Disney Will No Longer Run TV Ads From Rival Netflix on Its Entertainment Networks

Decision marks a wrinkle for streaming services trying to use marketing to win customers

Disney and Netflix logos
In lieu of Disney+, Disney is removing all Netflix-related ads.

The Walt Disney Company, about a month away from debuting its premiere streaming television service Disney+, will no longer run advertisements for Netflix on any of its television entertainment properties, The Wall Street Journal reported on Friday.

The decision from Disney not to allow advertisements for Netflix marks a wrinkle for both established and upstart streaming television services trying to woo new subscribers to their services. Linear television networks have long run ads for streaming services, and Netflix has been a reliable big spender for TV spots, even as linear ratings have continued to decline as consumers shift their attention to Netflix and other OTT viewing. Nearly every major streaming service ran ads during last month’s Emmys broadcast, for example, with Disney+ landing the first position in the night’s first ad break.
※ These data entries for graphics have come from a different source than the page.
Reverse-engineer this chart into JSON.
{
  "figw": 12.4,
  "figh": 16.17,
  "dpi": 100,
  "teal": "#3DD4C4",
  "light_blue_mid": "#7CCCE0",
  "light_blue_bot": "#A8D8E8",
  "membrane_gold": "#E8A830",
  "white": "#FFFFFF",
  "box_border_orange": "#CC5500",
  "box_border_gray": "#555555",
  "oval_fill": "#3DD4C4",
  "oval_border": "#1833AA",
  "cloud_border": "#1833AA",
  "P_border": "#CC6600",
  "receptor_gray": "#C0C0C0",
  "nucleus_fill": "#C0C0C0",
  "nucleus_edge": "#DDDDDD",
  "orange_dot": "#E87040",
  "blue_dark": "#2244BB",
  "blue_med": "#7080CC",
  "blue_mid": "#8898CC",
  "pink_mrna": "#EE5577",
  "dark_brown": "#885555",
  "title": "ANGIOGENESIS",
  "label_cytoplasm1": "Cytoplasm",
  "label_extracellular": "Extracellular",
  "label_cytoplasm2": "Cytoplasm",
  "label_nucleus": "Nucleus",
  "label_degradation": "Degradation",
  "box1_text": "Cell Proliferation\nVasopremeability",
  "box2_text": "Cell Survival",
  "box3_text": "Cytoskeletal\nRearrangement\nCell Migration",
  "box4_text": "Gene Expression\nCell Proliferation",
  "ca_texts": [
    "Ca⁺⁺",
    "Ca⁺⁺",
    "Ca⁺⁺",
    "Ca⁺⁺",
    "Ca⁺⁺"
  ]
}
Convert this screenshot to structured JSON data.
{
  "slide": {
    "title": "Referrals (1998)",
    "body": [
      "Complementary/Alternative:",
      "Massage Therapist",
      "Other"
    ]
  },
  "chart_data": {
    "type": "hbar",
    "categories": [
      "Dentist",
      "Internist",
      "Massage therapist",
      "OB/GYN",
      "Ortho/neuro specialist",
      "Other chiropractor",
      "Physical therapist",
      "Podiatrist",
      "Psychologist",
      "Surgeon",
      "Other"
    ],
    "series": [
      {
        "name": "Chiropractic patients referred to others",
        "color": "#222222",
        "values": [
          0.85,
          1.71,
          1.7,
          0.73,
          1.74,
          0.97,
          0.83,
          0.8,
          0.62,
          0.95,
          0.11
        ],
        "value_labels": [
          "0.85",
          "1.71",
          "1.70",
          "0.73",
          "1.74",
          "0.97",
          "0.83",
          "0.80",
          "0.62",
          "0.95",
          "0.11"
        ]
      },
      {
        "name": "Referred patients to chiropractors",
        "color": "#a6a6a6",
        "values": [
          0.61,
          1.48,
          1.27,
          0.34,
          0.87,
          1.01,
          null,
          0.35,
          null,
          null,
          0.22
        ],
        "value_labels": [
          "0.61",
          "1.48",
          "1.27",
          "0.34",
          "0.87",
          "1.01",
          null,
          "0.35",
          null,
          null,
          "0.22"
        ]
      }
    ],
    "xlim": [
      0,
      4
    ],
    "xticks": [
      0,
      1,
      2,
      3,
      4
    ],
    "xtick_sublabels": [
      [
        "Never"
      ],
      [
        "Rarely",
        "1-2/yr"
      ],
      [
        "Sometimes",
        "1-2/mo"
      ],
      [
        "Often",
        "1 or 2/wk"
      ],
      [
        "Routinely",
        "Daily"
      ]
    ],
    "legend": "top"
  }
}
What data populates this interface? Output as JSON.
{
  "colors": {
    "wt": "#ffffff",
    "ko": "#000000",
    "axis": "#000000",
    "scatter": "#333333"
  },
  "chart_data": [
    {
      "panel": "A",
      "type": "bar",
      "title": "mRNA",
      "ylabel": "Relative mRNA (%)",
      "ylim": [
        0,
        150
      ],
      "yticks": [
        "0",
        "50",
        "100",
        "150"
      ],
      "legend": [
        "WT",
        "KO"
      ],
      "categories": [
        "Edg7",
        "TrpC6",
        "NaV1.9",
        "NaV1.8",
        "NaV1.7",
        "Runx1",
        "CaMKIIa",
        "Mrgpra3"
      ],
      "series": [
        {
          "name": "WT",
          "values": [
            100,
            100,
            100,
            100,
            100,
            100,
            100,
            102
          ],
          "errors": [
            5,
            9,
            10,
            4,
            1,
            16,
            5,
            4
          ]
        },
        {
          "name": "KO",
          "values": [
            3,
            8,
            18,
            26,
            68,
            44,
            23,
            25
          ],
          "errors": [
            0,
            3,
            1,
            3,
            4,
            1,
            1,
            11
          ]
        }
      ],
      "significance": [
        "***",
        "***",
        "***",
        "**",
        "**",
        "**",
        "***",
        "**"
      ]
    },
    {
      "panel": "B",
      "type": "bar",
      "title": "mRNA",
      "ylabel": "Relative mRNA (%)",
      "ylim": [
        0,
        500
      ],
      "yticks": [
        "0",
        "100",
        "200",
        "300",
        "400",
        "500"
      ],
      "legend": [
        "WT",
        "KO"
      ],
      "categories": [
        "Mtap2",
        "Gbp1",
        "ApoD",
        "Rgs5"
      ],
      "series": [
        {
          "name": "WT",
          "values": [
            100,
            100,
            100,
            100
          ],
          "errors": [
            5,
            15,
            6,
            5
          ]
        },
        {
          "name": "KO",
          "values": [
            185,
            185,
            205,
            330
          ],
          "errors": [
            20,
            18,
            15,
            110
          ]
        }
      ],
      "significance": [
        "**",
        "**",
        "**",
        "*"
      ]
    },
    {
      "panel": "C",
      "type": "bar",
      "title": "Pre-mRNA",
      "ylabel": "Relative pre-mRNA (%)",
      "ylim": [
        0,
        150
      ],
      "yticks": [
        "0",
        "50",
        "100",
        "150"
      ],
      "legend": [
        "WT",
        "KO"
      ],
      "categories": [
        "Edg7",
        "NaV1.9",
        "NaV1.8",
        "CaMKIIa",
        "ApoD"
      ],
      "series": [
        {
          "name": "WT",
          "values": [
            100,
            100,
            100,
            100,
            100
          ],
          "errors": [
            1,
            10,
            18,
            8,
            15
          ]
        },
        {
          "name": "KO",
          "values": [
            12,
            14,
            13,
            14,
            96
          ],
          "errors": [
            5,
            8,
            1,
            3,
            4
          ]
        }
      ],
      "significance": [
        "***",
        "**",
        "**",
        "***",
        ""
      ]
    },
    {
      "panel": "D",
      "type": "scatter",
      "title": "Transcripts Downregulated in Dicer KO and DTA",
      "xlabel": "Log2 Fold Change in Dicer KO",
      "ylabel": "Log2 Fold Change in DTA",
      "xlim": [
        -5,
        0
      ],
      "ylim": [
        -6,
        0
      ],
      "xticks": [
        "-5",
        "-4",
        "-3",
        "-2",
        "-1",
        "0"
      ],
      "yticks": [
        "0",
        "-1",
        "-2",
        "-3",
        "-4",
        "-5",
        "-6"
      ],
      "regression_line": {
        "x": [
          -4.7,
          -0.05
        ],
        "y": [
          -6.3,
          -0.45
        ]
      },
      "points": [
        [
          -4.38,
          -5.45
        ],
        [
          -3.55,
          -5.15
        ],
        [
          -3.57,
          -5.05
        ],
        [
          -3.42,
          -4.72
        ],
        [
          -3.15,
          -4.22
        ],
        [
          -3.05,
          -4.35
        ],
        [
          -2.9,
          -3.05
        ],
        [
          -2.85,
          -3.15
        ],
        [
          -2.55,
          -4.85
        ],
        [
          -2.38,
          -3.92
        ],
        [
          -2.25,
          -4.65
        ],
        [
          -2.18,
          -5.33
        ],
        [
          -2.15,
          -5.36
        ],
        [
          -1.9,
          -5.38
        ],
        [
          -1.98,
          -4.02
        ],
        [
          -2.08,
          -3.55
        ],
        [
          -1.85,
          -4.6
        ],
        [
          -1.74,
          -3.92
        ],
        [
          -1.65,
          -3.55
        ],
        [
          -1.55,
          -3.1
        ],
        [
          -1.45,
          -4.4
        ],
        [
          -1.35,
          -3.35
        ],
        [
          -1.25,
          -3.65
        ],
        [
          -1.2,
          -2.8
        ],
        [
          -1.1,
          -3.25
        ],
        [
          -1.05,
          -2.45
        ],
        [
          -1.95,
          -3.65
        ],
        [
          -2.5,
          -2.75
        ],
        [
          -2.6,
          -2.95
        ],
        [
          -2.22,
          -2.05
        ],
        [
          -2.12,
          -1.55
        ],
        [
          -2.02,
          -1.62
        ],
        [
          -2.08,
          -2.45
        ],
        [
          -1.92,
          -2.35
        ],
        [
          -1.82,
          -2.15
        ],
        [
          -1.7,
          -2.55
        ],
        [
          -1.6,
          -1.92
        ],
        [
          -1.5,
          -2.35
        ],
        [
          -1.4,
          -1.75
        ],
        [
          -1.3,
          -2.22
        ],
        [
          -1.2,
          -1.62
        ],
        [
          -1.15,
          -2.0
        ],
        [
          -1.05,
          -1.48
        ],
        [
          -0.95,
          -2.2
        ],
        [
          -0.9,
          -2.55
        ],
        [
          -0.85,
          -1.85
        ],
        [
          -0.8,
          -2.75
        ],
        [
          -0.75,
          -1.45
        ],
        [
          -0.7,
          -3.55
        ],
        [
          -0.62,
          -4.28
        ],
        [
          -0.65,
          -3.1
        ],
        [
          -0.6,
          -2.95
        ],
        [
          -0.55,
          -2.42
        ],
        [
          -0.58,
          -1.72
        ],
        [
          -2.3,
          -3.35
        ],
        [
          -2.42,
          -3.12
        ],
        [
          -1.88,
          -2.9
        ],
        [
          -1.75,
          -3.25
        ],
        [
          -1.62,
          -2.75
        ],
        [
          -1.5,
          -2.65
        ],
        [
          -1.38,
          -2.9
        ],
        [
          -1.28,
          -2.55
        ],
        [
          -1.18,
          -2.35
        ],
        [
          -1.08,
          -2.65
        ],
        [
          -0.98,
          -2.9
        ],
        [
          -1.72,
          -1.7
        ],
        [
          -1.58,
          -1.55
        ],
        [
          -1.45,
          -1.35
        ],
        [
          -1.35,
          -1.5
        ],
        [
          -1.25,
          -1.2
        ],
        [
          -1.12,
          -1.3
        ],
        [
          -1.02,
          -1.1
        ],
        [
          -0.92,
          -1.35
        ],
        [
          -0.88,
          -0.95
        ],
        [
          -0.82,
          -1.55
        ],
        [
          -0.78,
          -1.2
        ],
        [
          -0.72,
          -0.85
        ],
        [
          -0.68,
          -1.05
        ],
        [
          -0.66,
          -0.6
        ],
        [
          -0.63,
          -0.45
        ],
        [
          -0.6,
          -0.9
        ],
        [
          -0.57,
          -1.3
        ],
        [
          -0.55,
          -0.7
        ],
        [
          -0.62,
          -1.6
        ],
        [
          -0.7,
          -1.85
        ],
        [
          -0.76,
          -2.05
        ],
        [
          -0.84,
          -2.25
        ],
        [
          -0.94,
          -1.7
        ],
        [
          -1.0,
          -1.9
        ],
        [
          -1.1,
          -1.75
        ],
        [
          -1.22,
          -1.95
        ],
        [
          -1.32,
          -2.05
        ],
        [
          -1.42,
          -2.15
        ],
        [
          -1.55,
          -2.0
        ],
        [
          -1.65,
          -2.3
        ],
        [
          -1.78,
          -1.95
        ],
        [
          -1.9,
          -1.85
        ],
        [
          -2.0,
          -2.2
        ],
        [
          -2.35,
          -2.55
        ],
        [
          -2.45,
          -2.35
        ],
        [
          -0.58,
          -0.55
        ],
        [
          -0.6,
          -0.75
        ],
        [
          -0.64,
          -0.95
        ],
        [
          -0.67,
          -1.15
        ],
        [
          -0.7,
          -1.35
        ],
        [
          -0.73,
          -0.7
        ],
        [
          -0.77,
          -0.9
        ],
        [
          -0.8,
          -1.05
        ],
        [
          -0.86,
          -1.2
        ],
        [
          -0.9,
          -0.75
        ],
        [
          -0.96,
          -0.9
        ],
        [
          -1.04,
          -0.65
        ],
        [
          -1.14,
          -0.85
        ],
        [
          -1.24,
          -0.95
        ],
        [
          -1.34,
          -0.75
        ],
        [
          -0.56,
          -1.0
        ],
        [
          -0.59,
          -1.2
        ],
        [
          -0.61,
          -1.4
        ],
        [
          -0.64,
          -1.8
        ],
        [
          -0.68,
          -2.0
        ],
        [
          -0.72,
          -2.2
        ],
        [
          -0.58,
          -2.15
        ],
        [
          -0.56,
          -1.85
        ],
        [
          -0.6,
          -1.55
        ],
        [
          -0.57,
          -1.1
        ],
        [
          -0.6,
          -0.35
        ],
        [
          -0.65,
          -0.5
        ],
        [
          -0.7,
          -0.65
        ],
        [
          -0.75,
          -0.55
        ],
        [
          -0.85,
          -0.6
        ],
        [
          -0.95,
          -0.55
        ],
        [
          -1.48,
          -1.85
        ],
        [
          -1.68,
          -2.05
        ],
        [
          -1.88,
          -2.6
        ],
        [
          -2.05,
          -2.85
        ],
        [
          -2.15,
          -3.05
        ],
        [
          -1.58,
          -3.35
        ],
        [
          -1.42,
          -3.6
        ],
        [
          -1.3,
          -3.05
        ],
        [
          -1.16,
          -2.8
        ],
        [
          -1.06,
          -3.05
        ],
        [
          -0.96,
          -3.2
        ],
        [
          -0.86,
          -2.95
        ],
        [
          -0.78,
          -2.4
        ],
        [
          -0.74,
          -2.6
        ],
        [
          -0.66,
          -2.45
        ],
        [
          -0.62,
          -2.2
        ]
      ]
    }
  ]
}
As traditional media companies get into the streaming space, though, the calculus to accept ads from now-direct competitors could change. Disney, which owns the television properties ABC and the Disney Channel, had initially planned to prevent all rival streaming services from running ads on its properties before it reversed course for every company—save Netflix—according to WSJ.

Netflix declined to comment on the report.

In a statement, Disney told Adweek, “The direct-to-consumer business has evolved, with many more entrants looking to advertise in traditional television, and across our portfolio of networks. While the initial decision was strictly advertising based, we reevaluated our strategy to reflect the comprehensive business relationships we have with many of these companies, as direct-to-consumer is one element.”

While Disney isn’t currently running Netflix ads on its entertainment properties like ABC, Freeform and FX, it will continue accepting them on ESPN and its other related sports networks.

ABC Entertainment president Karey Burke had referenced her company’s new strategy in August, telling reporters at the Television Critics Association’s summer press tour, “competing streamers want to advertise on our air; we just won’t let them.”

Disney, whose Disney+ service will debut on Nov. 12 at $6.99 a month, has been aggressively courting new customers for its service with a bundle option and a steeply discounted three-year membership. In a call with investors earlier this year, Disney CEO Bob Iger said that the company was treating the launch of Disney+ as “the most important product” the company has launched during his tenure at the company.

The service will have a slate of original programming based on Disney’s deep bench of IP from the Star Wars and Marvel cinematic universes, the company previously announced.

Disney isn’t the only traditional media company breaking into the streaming space. The broadcast giant NBCUniversal recently unveiled plans for Peacock, and WarnerMedia is readying the premiere of its streaming service HBOMax for next spring. Discovery is also working on developing a streaming service for next year, although many of the details haven’t yet been announced. As of now, those companies are continuing to accept advertising from Netflix and other soon-to-be-streaming-rivals on their respective networks.